In an article on Vogue’s website, it is argued that camp comes more strongly into fashion but never really disappears completely. Some cultural critics believe that the concept of camp was especially prevalent during certain historical periods. “Notes on ‘Camp,’” by Susan Sontag, emphasized the prevalence of camp aesthetics in the 1960s. Camp continued to thrive in the 1980s, as evidenced by David Bowie’s iconic fashion choices and artistic output. Camp aesthetics have recently experienced a resurgence in popularity, as evidenced by the late-2010s Met Gala theme, which embraced the spirit of camp in all its dazzling glory.
However, there seems to be a backlash against camp in 2023, which is pretty sad… Conservatives argue that drag queens are inappropriate for children and are attempting to ban drag performances in public, but with wording so ambiguous that it could mean trans people are threatened. This is heartbreaking. Camp is art, drag is fun, and trans folk should be able to live their lives without fear and repression. I’d also like to mention the numerous little boys I’ve known who happily don lipstick or try on high heels, have a wonderful afternoon, and are none the worse for it. I think it benefits everyone to allow a little camp into their lives and explore different forms of expression.
While researching for this piece, I found that many people struggle to define camp and that there are lots of different descriptions. I think this is odd. While camp has changed and evolved since Sontag’s essay was written, she still clearly understands what camp is and isn’t. As a starting point, it’s pretty useful. Sontag said, “Camp is a woman walking around in a dress made of three million feathers.” Sometimes, we might not have women; sometimes, the dress has ruffles and sequins, or the performer references a grande dame other than Marlene Deitrich…

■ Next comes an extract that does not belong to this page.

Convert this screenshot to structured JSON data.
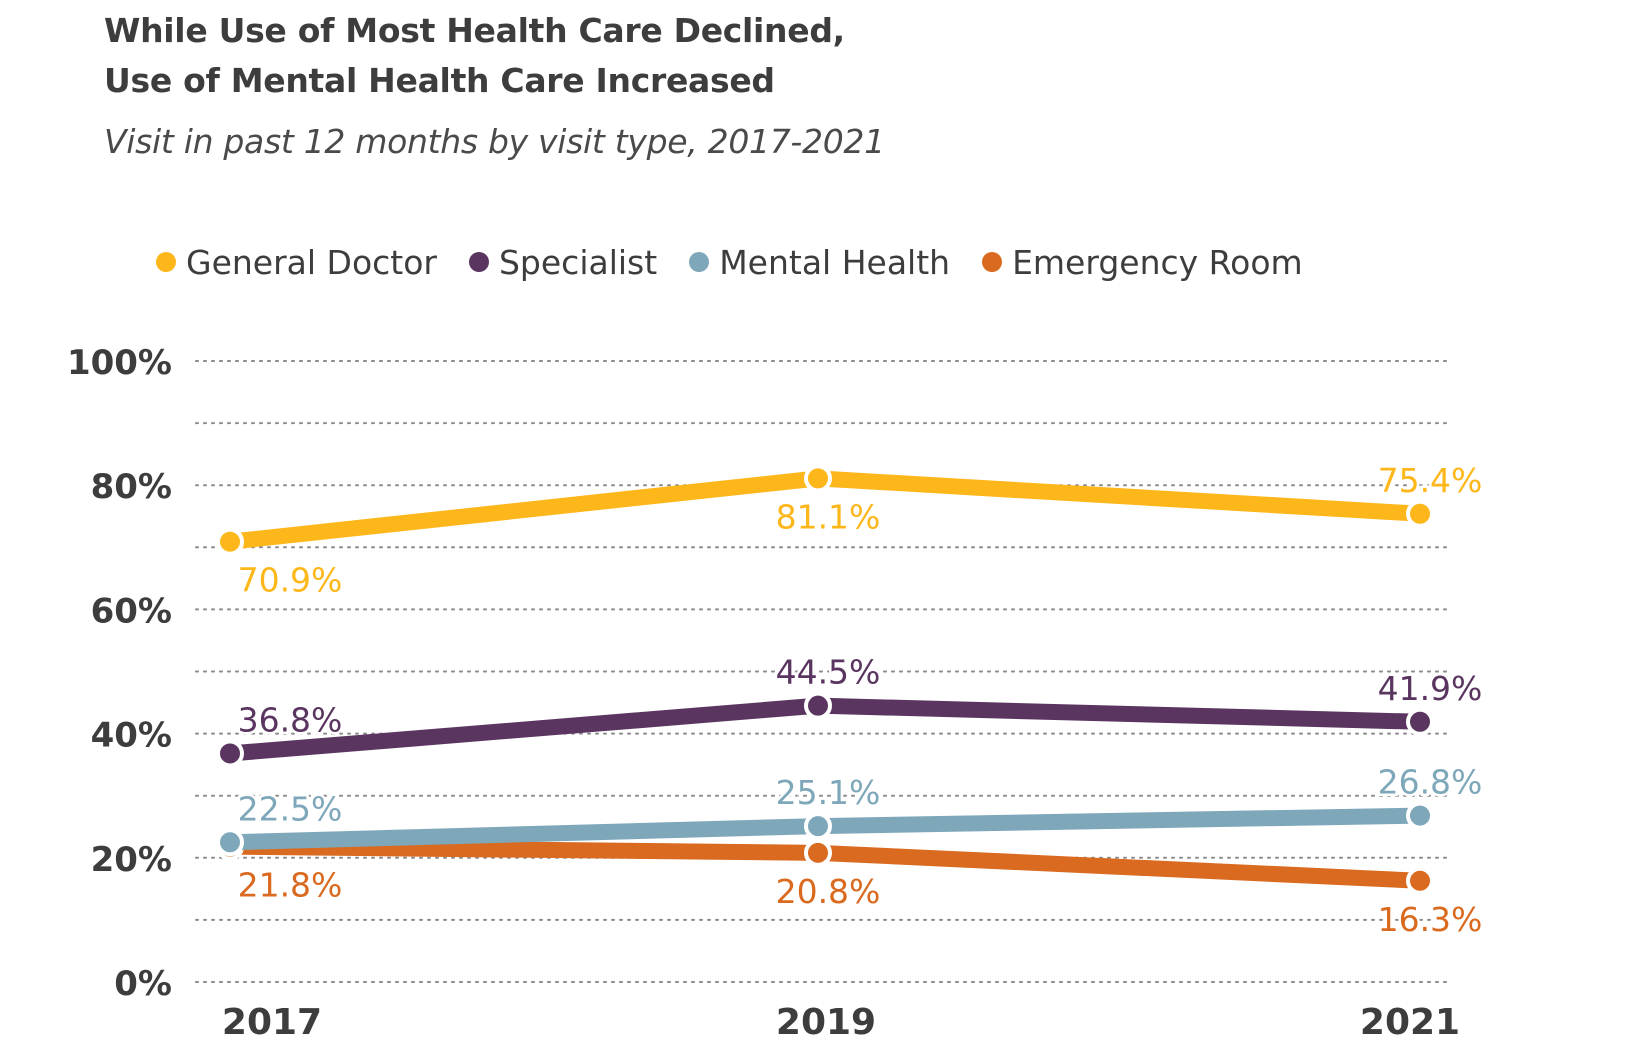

It is evident that the concept of camping has endured through time and continues to captivate people today. From the 1960s to the 1980s and beyond, various historical periods can be identified as its origins. Despite its fluctuating popularity, camp aesthetics continue to be a compelling form of artistic expression that can be appreciated by anyone receptive to their whimsical and playful nature. This enduring appeal is what ultimately makes camping such a fascinating and enduring phenomenon.